Cheap archival solutions are critical for freeing up space that can be used by other projects.

3 year life cycle for disk arrays (can be replaced by something cheaper that’s twice as large)

How do you locate things when data storage capacity is constantly increasing?  How do you make sense of what is stored there?  Do we need to store everything (e.g. sequence data)?  It may be cheaper to reproduce the data set than it would be to store the data.  Some users and groups don’t have or want to take the time to weed through their data to determine what needs to be kept and what does not.

4:45 - 4:55 – BOX, Tracy Futhey, Billy Willis, Charley Kneifel (5 minute presentation, 5 minute discussion)

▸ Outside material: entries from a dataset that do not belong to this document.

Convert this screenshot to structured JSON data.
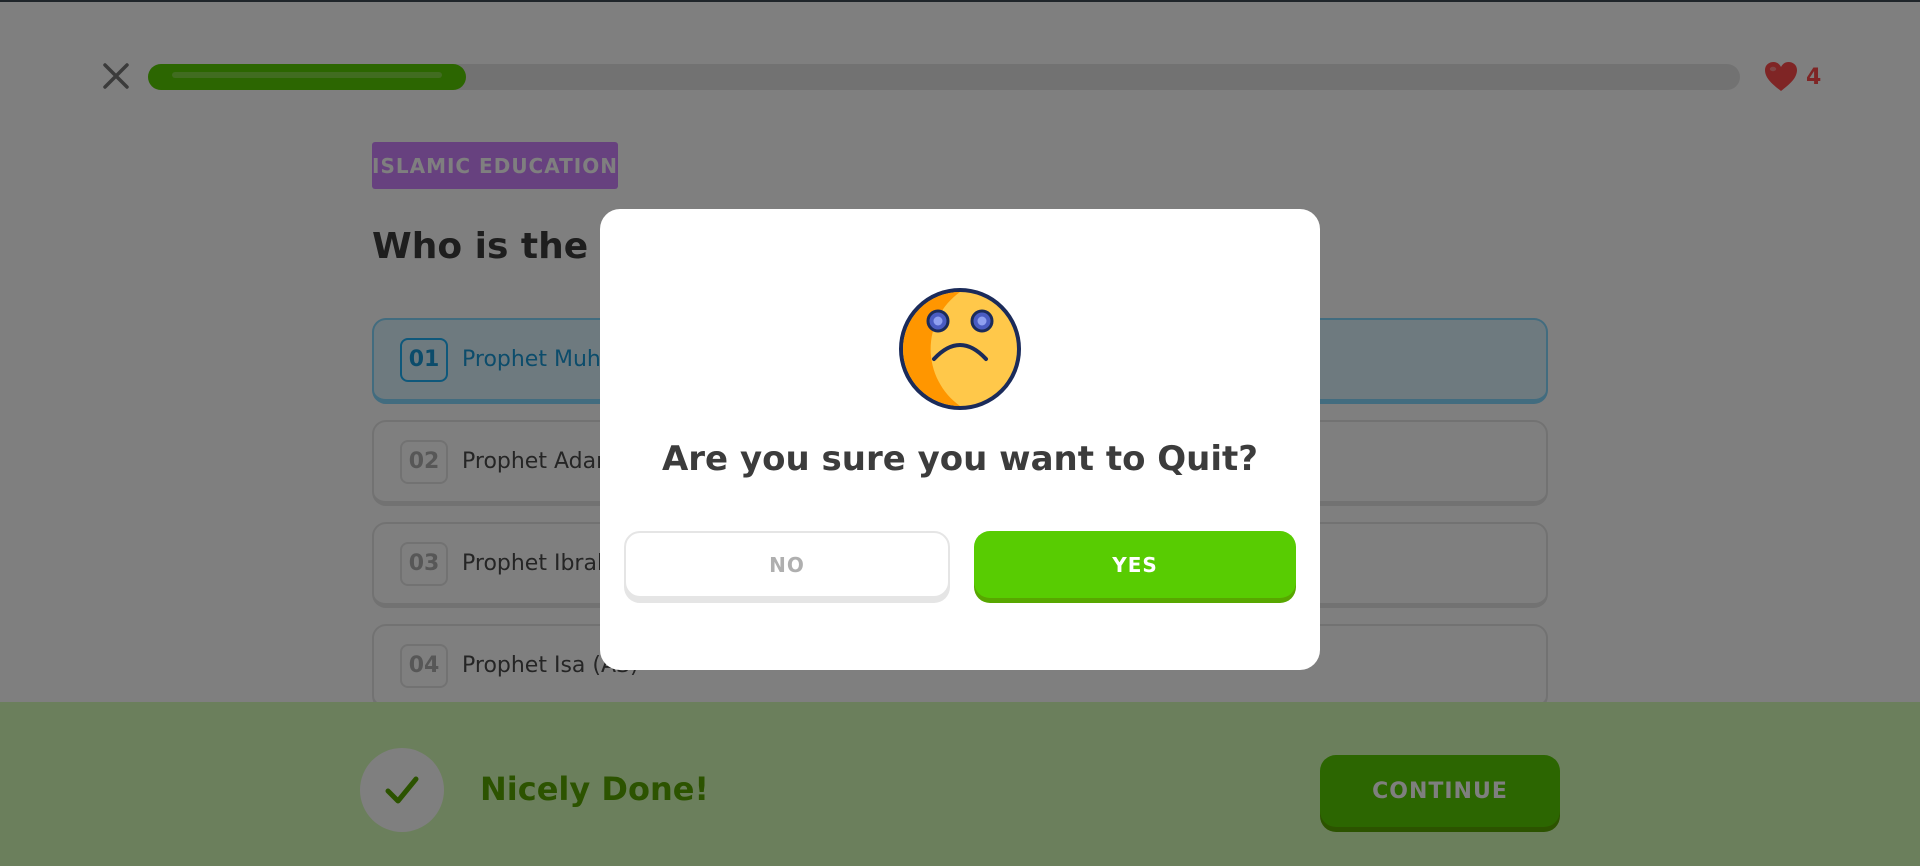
{
  "header": {
    "close_icon": "close-icon",
    "progress": 0.2,
    "hearts_icon": "heart-icon",
    "hearts_count": "4"
  },
  "subject": {
    "badge": "ISLAMIC EDUCATION"
  },
  "question": {
    "text": "Who is the last prophet sent by Allah?"
  },
  "options": [
    {
      "num": "01",
      "label": "Prophet Muhammad (SAW)",
      "selected": true
    },
    {
      "num": "02",
      "label": "Prophet Adam (AS)",
      "selected": false
    },
    {
      "num": "03",
      "label": "Prophet Ibrahim (AS)",
      "selected": false
    },
    {
      "num": "04",
      "label": "Prophet Isa (AS)",
      "selected": false
    }
  ],
  "footer": {
    "icon": "check-icon",
    "message": "Nicely Done!",
    "continue_label": "CONTINUE"
  },
  "modal": {
    "icon": "sad-face-icon",
    "title": "Are you sure you want to Quit?",
    "no_label": "NO",
    "yes_label": "YES"
  },
  "colors": {
    "accent_green": "#58cc02",
    "badge_purple": "#ce82ff",
    "heart_red": "#ff4b4b",
    "selected_blue": "#1cb0f6"
  }
}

What it is: BOX is a cloud based service that allows data storage across all clients, including Web, IOS, Macs and Windows. 

Why it’s relevant:  Duke plans to offer BOX.com services to all campus and medical system users. Features of BOX include easy upload of content, organizing data into folders, sharing links to files and managing file/folder permissions.

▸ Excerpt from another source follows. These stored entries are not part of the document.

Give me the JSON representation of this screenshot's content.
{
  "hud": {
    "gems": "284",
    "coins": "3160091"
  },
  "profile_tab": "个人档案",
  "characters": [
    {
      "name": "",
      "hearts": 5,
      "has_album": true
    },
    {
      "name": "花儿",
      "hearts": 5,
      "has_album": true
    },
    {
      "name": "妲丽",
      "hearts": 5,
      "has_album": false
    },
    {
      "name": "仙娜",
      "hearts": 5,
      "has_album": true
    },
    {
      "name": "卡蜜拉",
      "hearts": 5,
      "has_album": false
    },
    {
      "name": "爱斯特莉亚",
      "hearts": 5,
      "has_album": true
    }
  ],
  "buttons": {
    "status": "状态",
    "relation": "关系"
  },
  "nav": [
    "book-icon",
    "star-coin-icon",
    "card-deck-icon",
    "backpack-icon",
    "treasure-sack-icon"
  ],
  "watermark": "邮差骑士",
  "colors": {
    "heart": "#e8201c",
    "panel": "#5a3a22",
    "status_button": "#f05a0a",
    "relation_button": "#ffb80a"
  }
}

After a two year process, received final BAA from Box and the contracts have been taken to the university and hospital’s respective legal councils.  Currently working out pricing models with Box.  Effective April 1st, we will have an active contract with Box to provide institution-wide (campus and health system) storage.

Currently about 2,000 accounts with a duke.edu email on Box that will be migrated into the Duke account.  Email will be going out to these users to notify them of this change and request they move their account to a personal email if they do not want to be migrated for any reason.  Shibboleth has already been configured.  Still need to work out user quotas and account provisioning.  Student and class sharing might be available for the summer term.

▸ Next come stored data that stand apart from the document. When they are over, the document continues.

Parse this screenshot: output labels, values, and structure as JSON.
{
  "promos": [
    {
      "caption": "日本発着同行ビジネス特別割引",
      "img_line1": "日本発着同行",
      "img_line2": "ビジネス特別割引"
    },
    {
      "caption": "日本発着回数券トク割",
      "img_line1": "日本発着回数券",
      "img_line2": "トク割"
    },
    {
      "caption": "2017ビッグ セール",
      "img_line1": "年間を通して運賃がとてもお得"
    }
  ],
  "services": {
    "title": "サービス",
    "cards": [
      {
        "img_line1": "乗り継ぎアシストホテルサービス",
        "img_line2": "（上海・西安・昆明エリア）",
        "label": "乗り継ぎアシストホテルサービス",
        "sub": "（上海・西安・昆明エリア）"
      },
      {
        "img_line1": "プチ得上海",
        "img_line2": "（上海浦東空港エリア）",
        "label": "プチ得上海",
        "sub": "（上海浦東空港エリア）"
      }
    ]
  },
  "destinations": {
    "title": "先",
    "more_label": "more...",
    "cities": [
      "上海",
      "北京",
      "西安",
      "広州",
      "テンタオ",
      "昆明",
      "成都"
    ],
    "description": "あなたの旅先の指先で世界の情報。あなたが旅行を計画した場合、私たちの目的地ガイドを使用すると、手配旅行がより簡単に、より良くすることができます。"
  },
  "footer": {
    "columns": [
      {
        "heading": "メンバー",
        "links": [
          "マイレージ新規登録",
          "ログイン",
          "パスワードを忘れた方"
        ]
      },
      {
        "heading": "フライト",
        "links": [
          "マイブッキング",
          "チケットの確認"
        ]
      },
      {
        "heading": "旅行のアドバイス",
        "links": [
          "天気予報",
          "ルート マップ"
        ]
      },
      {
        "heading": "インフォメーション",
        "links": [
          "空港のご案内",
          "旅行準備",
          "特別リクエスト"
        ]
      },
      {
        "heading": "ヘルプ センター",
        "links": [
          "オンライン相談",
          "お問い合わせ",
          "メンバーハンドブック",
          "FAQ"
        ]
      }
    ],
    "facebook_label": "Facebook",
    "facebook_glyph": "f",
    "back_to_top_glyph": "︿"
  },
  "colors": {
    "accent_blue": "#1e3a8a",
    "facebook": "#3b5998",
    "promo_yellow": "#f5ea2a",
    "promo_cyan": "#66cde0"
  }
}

A check of procurement card purchases for last year show many individual departments were using Dropbox, so as we migrate to Box, please inform the other departments and faculty that it is available.  Box has Shibboleth authentication (single-sign on) and is encrypted both in transit and at rest, so it is a more secure option over Dropbox.

Questions and Comments:

Is there an efficient way to covert Dropbox data to Box?  Should be able to drag and drop files from one to another, but there probably isn’t an export utility.  There might be an issue with folder security when doing this.

Concerns that Mac OS X clients are not as good as the Windows client available and no clients are currently available on Linux.

4:55 – 5:15 – NC Next Generation Network, Elise Kohn (10 minute presentation, 10 minute discussion)

What it is: North Carolina Next Generation Network (NCNGN) is a consortium of 4 universities and 6 communities working together to encourage the private sector to deliver affordable, gigabit speed broadband to their communities. This presentation will provide a brief update on the project and discuss how NCNGN efforts fit with other recent announcements about potential gigabit speed network deployments in the Triangle or other parts of North Carolina.

Why it’s relevant:  Affordable, gigabit speed broadband connections can allow Duke faculty and students engaged in data-intensive projects to work more seamlessly between the classroom, office, lab, and home.

We ran out of time so this topic has been postponed for another meeting.